パソコンでいうとデスクトップ型のようなもので、電源スイッチが2つついており、片方は本体電源(=真空管を温めて音を出す準備をする)、もう片方は画面スイッチ(=実際に音が出るようになる)となっています。
真空管特有の温かみのある(少し籠もったような)音色が特徴です。
『トランジスタタイプ』
代表的なアンプ…Roland JC-120など
真空管が入っていないタイプです。同じくスタジオなどで最もよく置いてあるのが例にも挙げたJC-120です。
パソコンでいえばノート型のようなもので、スイッチも1つだけです。真空管型は本体電源を入れてから真空管が温まるまでに数十秒ほどかかり、しっかり温まってから初めて音が出るようになりますが、トランジスタタイプのものはスイッチを入れるとすぐに音が出せるようになります。
音色としては「硬い」というか、輪郭のはっきりしたギターそのままの音が特徴です。
ちなみにアンプの『形状』にも2パターンあり、1つの箱型で完結しているものを「コンボタイプ」、鏡餅のように2段重ねになっているものを「スタックタイプ」と呼びます。
上記でいうとJC-120は「コンボタイプ」、Marshallは「スタックタイプ」ですね。しかし同じMarshallでも自宅練習などで使う小型のものにはコンボタイプもあるので、真空管が入っているかどうかとはまた別の分類になります。
●それぞれのギターアンプの特色
さて、では実際にはどのようにこれらのアンプを使い分けるのでしょうか?
例によって色々なメーカーが様々なアンプを開発しているため、一概に「真空管はこう」「トランジスタはこう」とは断言できません。

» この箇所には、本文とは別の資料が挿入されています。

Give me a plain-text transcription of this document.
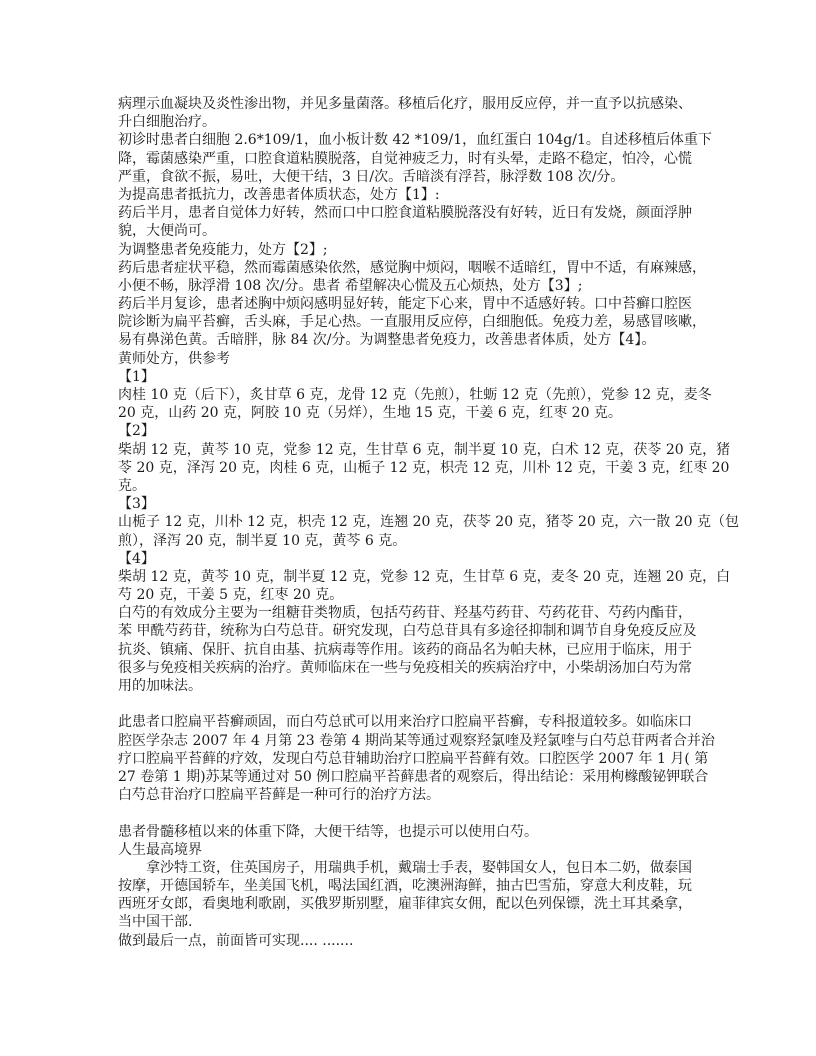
病理示血凝块及炎性渗出物，并见多量菌落。移植后化疗，服用反应停，并一直予以抗感染、
升白细胞治疗。
初诊时患者白细胞 2.6*109/1，血小板计数 42 *109/1，血红蛋白 104g/1。自述移植后体重下
降，霉菌感染严重，口腔食道粘膜脱落，自觉神疲乏力，时有头晕，走路不稳定，怕冷，心慌
严重，食欲不振，易吐，大便干结，3 日/次。舌暗淡有浮苔，脉浮数 108 次/分。
为提高患者抵抗力，改善患者体质状态，处方【1】:
药后半月，患者自觉体力好转，然而口中口腔食道粘膜脱落没有好转，近日有发烧，颜面浮肿
貌，大便尚可。
为调整患者免疫能力，处方【2】;
药后患者症状平稳，然而霉菌感染依然，感觉胸中烦闷，咽喉不适暗红，胃中不适，有麻辣感，
小便不畅，脉浮滑 108 次/分。患者 希望解决心慌及五心烦热，处方【3】;
药后半月复诊，患者述胸中烦闷感明显好转，能定下心来，胃中不适感好转。口中苔癣口腔医
院诊断为扁平苔癣，舌头麻，手足心热。一直服用反应停，白细胞低。免疫力差，易感冒咳嗽，
易有鼻涕色黄。舌暗胖，脉 84 次/分。为调整患者免疫力，改善患者体质，处方【4】。
黄师处方，供参考
【1】
肉桂 10 克（后下），炙甘草 6 克，龙骨 12 克（先煎），牡蛎 12 克（先煎），党参 12 克，麦冬
20 克，山药 20 克，阿胶 10 克（另烊），生地 15 克，干姜 6 克，红枣 20 克。
【2】
柴胡 12 克，黄芩 10 克，党参 12 克，生甘草 6 克，制半夏 10 克，白术 12 克，茯苓 20 克，猪
苓 20 克，泽泻 20 克，肉桂 6 克，山栀子 12 克，枳壳 12 克，川朴 12 克，干姜 3 克，红枣 20
克。
【3】
山栀子 12 克，川朴 12 克，枳壳 12 克，连翘 20 克，茯苓 20 克，猪苓 20 克，六一散 20 克（包
煎），泽泻 20 克，制半夏 10 克，黄芩 6 克。
【4】
柴胡 12 克，黄芩 10 克，制半夏 12 克，党参 12 克，生甘草 6 克，麦冬 20 克，连翘 20 克，白
芍 20 克，干姜 5 克，红枣 20 克。
白芍的有效成分主要为一组糖苷类物质，包括芍药苷、羟基芍药苷、芍药花苷、芍药内酯苷，
苯 甲酰芍药苷，统称为白芍总苷。研究发现，白芍总苷具有多途径抑制和调节自身免疫反应及
抗炎、镇痛、保肝、抗自由基、抗病毒等作用。该药的商品名为帕夫林，已应用于临床，用于
很多与免疫相关疾病的治疗。黄师临床在一些与免疫相关的疾病治疗中，小柴胡汤加白芍为常
用的加味法。

此患者口腔扁平苔癣顽固，而白芍总甙可以用来治疗口腔扁平苔癣，专科报道较多。如临床口
腔医学杂志 2007 年 4 月第 23 卷第 4 期尚某等通过观察羟氯喹及羟氯喹与白芍总苷两者合并治
疗口腔扁平苔藓的疗效，发现白芍总苷辅助治疗口腔扁平苔藓有效。口腔医学 2007 年 1 月( 第
27 卷第 1 期)苏某等通过对 50 例口腔扁平苔藓患者的观察后，得出结论：采用枸橼酸铋钾联合
白芍总苷治疗口腔扁平苔藓是一种可行的治疗方法。

患者骨髓移植以来的体重下降，大便干结等，也提示可以使用白芍。
人生最高境界
拿沙特工资，住英国房子，用瑞典手机，戴瑞士手表，娶韩国女人，包日本二奶，做泰国
按摩，开德国轿车，坐美国飞机，喝法国红酒，吃澳洲海鲜，抽古巴雪茄，穿意大利皮鞋，玩
西班牙女郎，看奥地利歌剧，买俄罗斯别墅，雇菲律宾女佣，配以色列保镖，洗土耳其桑拿，
当中国干部.
做到最后一点，前面皆可实现.... .......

ただ、上記に挙げた代表的なアンプでいうと、Marshall(真空管型)はかなりがっつりと歪ませた音色を使う人が多いです。
実際にギターが2人いる編成のバンドでは、より歪んだ音色でソロなどを弾くリードギタリストがMarshallを使い、ギターヴォーカルやバッキング(伴奏)を担当する方がJC-120(トランジスタ型)を使う場面がよく見られます。
これは元々Marshallのアンプが歪んだ音色で弾くことをある程度前提として作られているためです。そのためよりパワフルで、且つ耳に痛すぎない真空管の柔らかい音色を作ることができます。
しかしその反面、曲やジャンルに合わせて音作りを変えようとしても、どうしても「Marshall」の色が出過ぎてしまうというデメリットも持ち合わせています。
そのため細かい調整をしたい人や、Marshall特有の音色がそもそも好きではない人だと、敬遠されることも少なくありません。
それに対してRolandのJC-120をはじめとするトランジスタアンプは、「繋いだギターの音をそのまま出す」ことに優れています。
アンプ自体で強く歪ませる力が少ない代わりに、エフェクターを沢山繋いで多彩な音色を使いたい方や、カッティング・アルペジオのような細やかなプレイをしたい方には好まれます。
ただ音の輪郭がはっきりとしているので、硬い音色を好まない人にとっては苦手とされることもあります。
※いずれも弾き手によっても好みが異なるため、「これしかない!」という正解はなく、あくまで傾向のお話になります。
●まとめ
いかがでしたでしょうか?これまで何となくでアンプを選んだり音作りをしていた人も、多くの人がどのようなプレイングをしたいのか?またどのような音色を出すためにそのアンプを選んでいるのかなどを知ることで、より自分の目指している音に近づけるかもしれません。
とくに最近では「アンプシミュレーター」といって、エフェクターで色んなアンプの音色を模して音作りができる便利な機材も沢山あります。便利といえば便利ですが、その再現元のアンプがどのようなジャンルや演奏に向けて作られたものなのかを知らなければ、せっかくのシミュレーターも真価を発揮できません。
ぜひ色々なアンプを試してみて、自分に合ったタイプを見つけてみてくださいね。次回もお楽しみに!